The legacy of the the late Erica Rutherford
by Libby Oughton
How did a talented and unusual artist born in Scotland, who lived and worked in England, Europe, South Africa and America find Prince Edward Island? Luckily, for all of us and the flourishing of the arts here, Erica Rutherford met Islander Jean Webbe when they were both working in Louisville, Kentucky. “You must go and see my beautiful Island,” Jean said, offering her home there for a summer vacation.
Erica and her partner’s family visited the Island in 1970, and quickly Erica fell in love with landscape, colour, horizon. By 1972 Erica found a house in Earnscliffe where she came every summer. Then in l977 she moved here permanently. After a few years, she spent much time searching for a larger home that could incorporate studio space, and found an old farmhouse in Pinette. She and Ambika Gail undertook vast renovations, including converting the barn to a printmaking studio, as well as creating a luxurious garden (where Erica dug 6 foot trenches for flowers!) to complete their paradise.
Erica was blessed with a creative and visionary mind, hand and eye that was equally at home in theatre, film-making and all visual arts. Once the Pinette barn was transformed, Erica and Ambika Gail conceived of sharing their love of printmaking by inviting prominent printmakers to give workshops here to local artists, then have another week for their own work…not to mention the added enticement of great food, wine and company. It only took the first visiting artist Jan Winton to rave about her experience here as the place to go. Many local artists were nourished, mentored and encouraged by these workshops. Printmaking thrived on the Island. Eventually this active group of artists formed the Printmakers Council of PEI and established a first class artist run studio in the Arts Guild building. This brainchild of Erica and Ambika Gail was a vital part of visual arts here. Their legacy can be seen in the new Confederation Centre Art Gallery show called Printed in PEI, which displays selected prints from the over 300 archival prints recently donated to the Centre by PCPEI.
As well as mentoring so many artists, Erica was actively printmaking, painting, designing theatre sets and writing. She illustrated two children’s books, published the hilarious Yoga for Cats, and then her autobiography Nine Lives in l993. Two years later she started her evocative series of paintings, The Human Comedy that would become a major show at Confederation Centre Art Gallery in l998.

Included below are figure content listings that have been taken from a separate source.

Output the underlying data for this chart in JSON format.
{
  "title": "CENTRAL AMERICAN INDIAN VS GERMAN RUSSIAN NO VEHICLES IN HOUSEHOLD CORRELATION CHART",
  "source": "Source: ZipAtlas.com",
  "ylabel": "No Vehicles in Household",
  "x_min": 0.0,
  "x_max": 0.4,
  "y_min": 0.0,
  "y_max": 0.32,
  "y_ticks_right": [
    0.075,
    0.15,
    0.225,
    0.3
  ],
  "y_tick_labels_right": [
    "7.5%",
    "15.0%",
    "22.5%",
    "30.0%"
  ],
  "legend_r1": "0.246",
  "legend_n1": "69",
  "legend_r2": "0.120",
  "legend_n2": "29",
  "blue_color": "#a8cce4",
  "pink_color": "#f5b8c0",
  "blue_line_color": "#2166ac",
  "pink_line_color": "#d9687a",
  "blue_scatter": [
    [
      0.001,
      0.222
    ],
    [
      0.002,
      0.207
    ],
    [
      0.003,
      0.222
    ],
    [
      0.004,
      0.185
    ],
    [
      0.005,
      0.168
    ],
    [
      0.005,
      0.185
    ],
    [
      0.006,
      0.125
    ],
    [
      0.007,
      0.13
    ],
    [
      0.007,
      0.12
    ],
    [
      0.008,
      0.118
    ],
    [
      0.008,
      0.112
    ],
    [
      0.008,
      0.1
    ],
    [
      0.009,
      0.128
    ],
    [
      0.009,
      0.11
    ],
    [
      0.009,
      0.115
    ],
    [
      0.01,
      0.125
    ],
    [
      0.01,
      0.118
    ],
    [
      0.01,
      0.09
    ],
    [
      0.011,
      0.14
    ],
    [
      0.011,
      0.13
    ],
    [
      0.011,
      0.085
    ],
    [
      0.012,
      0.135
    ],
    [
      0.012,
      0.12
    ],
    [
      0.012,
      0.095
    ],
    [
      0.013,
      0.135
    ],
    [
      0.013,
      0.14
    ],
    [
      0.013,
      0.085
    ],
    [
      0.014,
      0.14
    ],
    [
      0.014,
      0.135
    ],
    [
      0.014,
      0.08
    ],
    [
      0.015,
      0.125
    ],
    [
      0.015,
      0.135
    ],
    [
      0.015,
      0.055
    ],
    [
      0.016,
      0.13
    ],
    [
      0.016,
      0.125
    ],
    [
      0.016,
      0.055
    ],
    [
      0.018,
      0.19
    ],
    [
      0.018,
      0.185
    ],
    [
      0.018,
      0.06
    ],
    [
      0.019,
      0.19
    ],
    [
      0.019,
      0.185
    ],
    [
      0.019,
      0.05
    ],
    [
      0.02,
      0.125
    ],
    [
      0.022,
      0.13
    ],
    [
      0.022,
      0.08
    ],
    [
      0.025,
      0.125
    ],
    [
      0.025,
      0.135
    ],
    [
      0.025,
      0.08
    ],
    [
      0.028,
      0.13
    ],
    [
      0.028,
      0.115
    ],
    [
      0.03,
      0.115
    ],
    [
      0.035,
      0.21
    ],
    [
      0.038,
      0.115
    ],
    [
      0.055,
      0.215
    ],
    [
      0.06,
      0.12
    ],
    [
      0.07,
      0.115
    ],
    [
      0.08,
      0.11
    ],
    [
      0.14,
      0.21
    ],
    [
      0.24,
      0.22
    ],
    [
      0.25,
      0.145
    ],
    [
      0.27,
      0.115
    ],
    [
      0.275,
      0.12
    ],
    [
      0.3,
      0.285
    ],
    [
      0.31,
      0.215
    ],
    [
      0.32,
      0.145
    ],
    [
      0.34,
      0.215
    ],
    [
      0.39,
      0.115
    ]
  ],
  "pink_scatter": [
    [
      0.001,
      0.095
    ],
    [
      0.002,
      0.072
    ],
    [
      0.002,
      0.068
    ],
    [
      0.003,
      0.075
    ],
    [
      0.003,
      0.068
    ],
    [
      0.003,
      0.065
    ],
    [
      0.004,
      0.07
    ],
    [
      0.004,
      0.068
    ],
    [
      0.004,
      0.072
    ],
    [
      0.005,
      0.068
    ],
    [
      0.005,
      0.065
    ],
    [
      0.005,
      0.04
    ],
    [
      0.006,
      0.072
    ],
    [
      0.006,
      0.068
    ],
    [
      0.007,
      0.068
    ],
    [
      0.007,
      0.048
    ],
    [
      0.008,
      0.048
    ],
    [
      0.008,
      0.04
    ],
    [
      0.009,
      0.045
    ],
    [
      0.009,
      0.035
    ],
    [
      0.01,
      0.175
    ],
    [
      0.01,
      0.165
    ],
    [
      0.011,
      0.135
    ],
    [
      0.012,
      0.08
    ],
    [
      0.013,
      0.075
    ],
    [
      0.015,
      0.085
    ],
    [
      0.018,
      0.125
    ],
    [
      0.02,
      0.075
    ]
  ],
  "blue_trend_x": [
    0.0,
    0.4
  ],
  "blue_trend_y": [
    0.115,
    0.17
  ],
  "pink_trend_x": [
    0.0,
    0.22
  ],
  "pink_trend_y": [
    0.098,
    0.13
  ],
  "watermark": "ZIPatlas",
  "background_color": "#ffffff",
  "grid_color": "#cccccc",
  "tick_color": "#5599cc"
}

Erica contributed so much to the Island…great art, a searching spirit of innovation, a vivid mind, kindness to other artists and a wicked sense of humour about life’s follies. To keep Erica alive in our hearts, The PEI Council of the Arts, along with Ambika Gail and daughter Susana, have created The Erica Rutherford Memorial Scholarship. This will be awarded each year to a young Islander embarking on studies in an accredited program in fine arts, theatre, dance, writing or film-making. The first award will be autumn, 2008. Erica’s family is considering a sale of some of her artworks to support the scholarship. We all feel Erica would totally support this initiative in her honour. She firmly believed in a wide education for artists and was quite outraged that after the early 90s there was no access to full higher arts education here.
All of us who love Erica will miss her profoundly. We have some comfort that she had a long, full and ever passionate life.